Saat pelaksanaan coblosan Rabu (9/7/2014) kemarin, menurutnya, Satpol PP menerjunkan satu peleton beranggotakan 30 orang. “Pasukan dibagi dalam tiga regu masing-masing regu terdiri 10 orang, “ jelasnya.

Untuk setiap regu bertugas memantau pelaksanaan pemilu di 7-8 Kecamatan. “Pengamanan bersifat mobile artinya pantau pindah dari satu Kecamatan ke Kecamatan lain,“ papar Helmy.

Untuk membantu pengamanan Pilpres di tingkat desa Satpol PP menerjunkan anggota Trantibum di 27 kecamatan yang ada. Pengamanan pemilu akan dilakukan hingga penghitungan suara (pleno) ditingkat KPU Lamongan selesai hingga tanggal 17 Juli 2014 mendatang.
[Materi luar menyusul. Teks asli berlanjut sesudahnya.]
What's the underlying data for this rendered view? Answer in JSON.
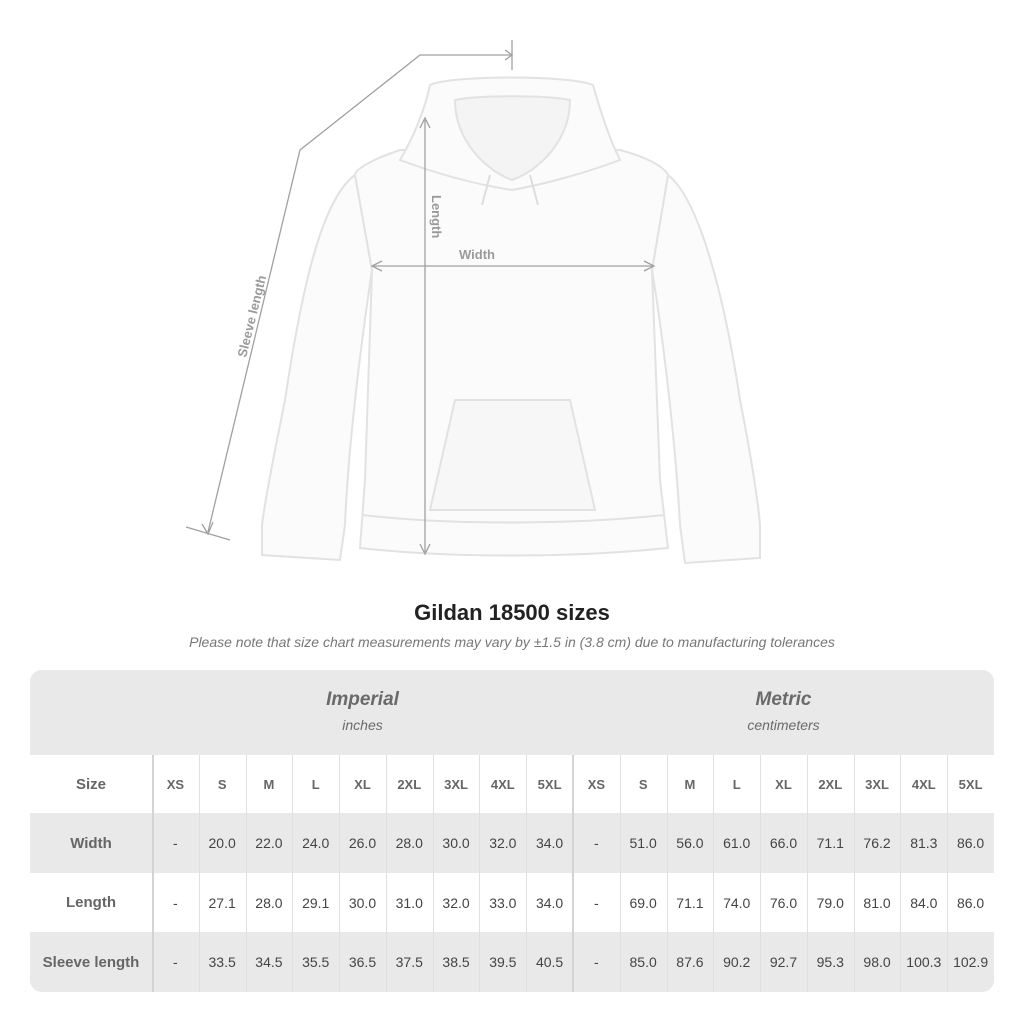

Baca Juga :   Dianggap Meresahkan 7 Pengamen Diamankan

Dikonfirmasi terpisah Kasi Trantibum Kecamatan Babat Cucuk Subagyana mengatakan menerjunkan semua personilnya selama pelaksanaan Pilpres kemarin. “Kecamatan Babat merupakan barometer pilpres di Lamongan karena itu kami memberikan pengawalan ektra ketat di 21 desa dan 2 kelurahan yang ada, “ paparnya.

Setelah berlangsungnya pilpres yang berjalan aman dan lancar di Kecamatan Babat, Trantibum Babat akan tetap mengawal proses pendistribusian kotak suara dari desa ke camatan hingga rapat Pleno PPK. (tok)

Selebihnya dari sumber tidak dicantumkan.